Search code examples
daterandomhivehiveql

Selecting date(1st of every month) from a date range in Hive


Need to generate random date(1st of every month) selected from a given date range in hive (inclusive range). For example if range is 25/12/2021 - 01/06/2022, then I want to select random date from this set of dates{01/01/2022, 01/02/2022, 01/03/2022, 01/04/2022, 01/05/2022, 01/06/2022).

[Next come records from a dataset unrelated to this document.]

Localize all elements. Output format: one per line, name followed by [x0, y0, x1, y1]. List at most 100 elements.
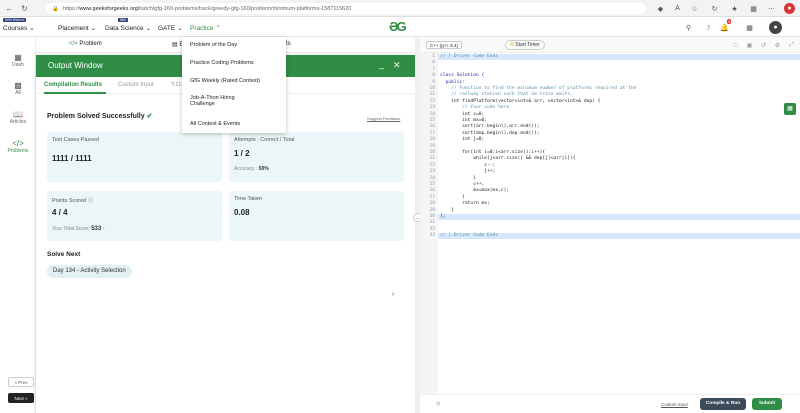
extension-icon[interactable]: ◆ [655, 3, 666, 14]
reload-icon[interactable]: ↻ [19, 3, 30, 14]
code-line[interactable]: sort(dep.begin(),dep.end()); [440, 131, 539, 136]
code-line[interactable]: int findPlatform(vector<int>& arr, vecto… [440, 99, 600, 104]
menu-item-potd[interactable]: Problem of the Day [182, 42, 245, 48]
code-line[interactable]: } [440, 208, 454, 213]
profile-icon[interactable]: ● [784, 3, 795, 14]
notification-count: 9 [727, 19, 732, 24]
code-line[interactable]: for(int i=0;i<arr.size();i++){ [440, 150, 545, 155]
start-timer-button[interactable]: ⏱ Start Timer [505, 40, 545, 50]
gfg-logo[interactable]: ƏG [389, 19, 407, 34]
read-aloud-icon[interactable]: A [672, 3, 683, 14]
code-line[interactable]: class Solution { [440, 73, 484, 78]
custom-input-link[interactable]: Custom Input [661, 402, 688, 407]
line-number: 6 [432, 60, 435, 66]
code-line[interactable]: mx=max(mx,c); [440, 188, 509, 193]
code-line[interactable]: } [440, 195, 465, 200]
fullscreen-icon[interactable]: □ [730, 40, 741, 51]
menu-item-contests[interactable]: All Contest & Events [182, 121, 248, 127]
favorites-icon[interactable]: ★ [729, 3, 740, 14]
code-line[interactable]: } [440, 176, 476, 181]
collections-icon[interactable]: ▦ [748, 3, 759, 14]
suggest-feedback-link[interactable]: Suggest Feedback [367, 116, 400, 121]
brightness-icon[interactable]: ☼ [435, 400, 441, 407]
menu-item-jobathon[interactable]: Job-A-Thon Hiring Challenge [182, 95, 262, 107]
dark-mode-icon[interactable]: ☽ [702, 22, 713, 33]
menu-item-practice[interactable]: Practice Coding Problems [182, 60, 262, 66]
tab-compilation-results[interactable]: Compilation Results [44, 82, 102, 88]
line-number: 18 [429, 137, 435, 143]
line-number: 16 [429, 124, 435, 130]
language-select[interactable]: C++ (g++ 5.4) [426, 41, 463, 49]
reset-icon[interactable]: ↺ [758, 40, 769, 51]
nav-placement[interactable]: Placement ⌄ [58, 24, 96, 33]
next-problem-chip[interactable]: Day 134 - Activity Selection [47, 265, 132, 278]
close-button[interactable]: ✕ [393, 60, 401, 71]
prev-button[interactable]: « Prev [8, 377, 34, 387]
avatar[interactable]: ● [769, 21, 782, 34]
code-line[interactable]: j++; [440, 169, 495, 174]
next-button[interactable]: Next » [8, 393, 34, 403]
nav-courses[interactable]: Courses ⌄ [3, 24, 35, 33]
nav-label: Placement [58, 24, 89, 32]
browser-toolbar: ← ↻ 🔒 https://www.geeksforgeeks.org/batc… [0, 0, 800, 17]
settings-icon[interactable]: ⚙ [772, 40, 783, 51]
code-line[interactable]: public: [440, 80, 465, 85]
points-label-text: Points Scored [52, 198, 87, 204]
chat-icon[interactable]: ▦ [784, 103, 796, 115]
line-number: 28 [429, 201, 435, 207]
code-line[interactable]: return mx; [440, 201, 490, 206]
star-icon[interactable]: ☆ [689, 3, 700, 14]
menu-item-weekly[interactable]: GfG Weekly (Rated Contest) [182, 78, 268, 84]
search-icon[interactable]: ⚲ [683, 22, 694, 33]
tab-custom-input[interactable]: Custom Input [118, 82, 154, 88]
rail-dash[interactable]: ▦ Dash [0, 53, 36, 68]
info-icon[interactable]: ⓘ [88, 198, 94, 204]
nav-label: Courses [3, 24, 28, 32]
compile-run-button[interactable]: Compile & Run [700, 398, 746, 410]
line-number: 8 [432, 73, 435, 79]
code-line[interactable]: while(j<arr.size() && dep[j]<arr[i]){ [440, 156, 575, 161]
rail-label: Articles [9, 119, 27, 125]
line-number: 22 [429, 162, 435, 168]
tab-submissions[interactable]: ts [286, 41, 291, 47]
minimize-button[interactable]: _ [379, 59, 384, 69]
rail-label: Dash [12, 62, 24, 68]
address-bar[interactable]: 🔒 https://www.geeksforgeeks.org/batch/gf… [46, 3, 646, 14]
line-number: 17 [429, 130, 435, 136]
tab-yogi[interactable]: Y.O. [171, 82, 182, 88]
back-icon[interactable]: ← [4, 3, 15, 14]
code-line[interactable]: int mx=0; [440, 118, 487, 123]
grid-icon[interactable]: ▦ [744, 22, 755, 33]
time-card: Time Taken 0.08 [229, 191, 404, 241]
nav-data-science[interactable]: Data Science ⌄ [105, 24, 151, 33]
code-line[interactable]: int c=0; [440, 112, 484, 117]
lock-icon: 🔒 [52, 5, 59, 12]
code-line[interactable]: sort(arr.begin(),arr.end()); [440, 124, 539, 129]
code-line[interactable]: // } Driver Code Ends [440, 54, 498, 59]
nav-gate[interactable]: GATE ⌄ [158, 24, 183, 33]
chevron-right-icon[interactable]: › [392, 291, 394, 298]
nav-practice[interactable]: Practice ⌃ [190, 24, 221, 33]
code-line[interactable]: // Your code here [440, 105, 509, 110]
code-line[interactable]: // } Driver Code Ends [440, 233, 498, 238]
timer-label: Start Timer [515, 42, 540, 48]
copy-icon[interactable]: ▣ [744, 40, 755, 51]
line-number: 10 [429, 86, 435, 91]
tab-problem[interactable]: </> Problem [69, 41, 102, 47]
code-editor[interactable]: 1 6 7 8 9 10 11 12 13 14 15 16 17 18 19 20 21 22 23 24 25 26 2… [420, 53, 800, 394]
attempts-value: 1 / 2 [234, 149, 250, 158]
code-line[interactable]: c++; [440, 182, 484, 187]
chevron-up-icon: ⌃ [215, 25, 221, 32]
rail-problems[interactable]: </> Problems [0, 139, 36, 154]
code-line[interactable]: c--; [440, 163, 495, 168]
rail-all[interactable]: ▩ All [0, 81, 36, 96]
more-icon[interactable]: ⋯ [766, 3, 777, 14]
submit-button[interactable]: Submit [752, 398, 782, 410]
code-line[interactable]: int j=0; [440, 137, 484, 142]
code-line[interactable]: // Function to find the minimum number o… [440, 86, 636, 91]
code-line[interactable]: // railway station such that no train wa… [440, 92, 573, 97]
code-line[interactable]: }; [440, 214, 446, 219]
refresh-icon[interactable]: ↻ [709, 3, 720, 14]
expand-editor-icon[interactable]: ⤢ [786, 40, 797, 51]
rail-articles[interactable]: 📖 Articles [0, 110, 36, 125]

Can any one guide me with my query?

I tried using

select concat('2019','-',lpad(floor(RAND()*100.0)%10+1,2,0),'-',lpad(floor(RAND()*100.0)%31+1,2,0));

but this needs date, I need to pass a column value as low range and a particular date as 2nd range. Since there are different dates for different columns for the low range to b passed.


Solution

  • You can use below code to calculate a random date between two dates.

    select trunc(date_add(start_dt, cast (datediff( end_dt,start_dt)*rand() as INT)),'MM') as random_dt
    

    You can test the logic using below code-

    select trunc(date_add('2021-01-17', cast (datediff( '2022-01-27','2021-01-17')*rand() as INT)), 'MM') as random_dt
    

    Explanation -
    Idea is to add a random number that is less than date difference to the start date.
    datediff() - This returns diff of date as INT.
    rand() - This returns a number between 0,1(both included). Which means, your start or end date can be same as random date sometime.
    date_add - This adds the random integer to the start date to generate random date. trunc(dt,'MM') - is going to return first day of the month.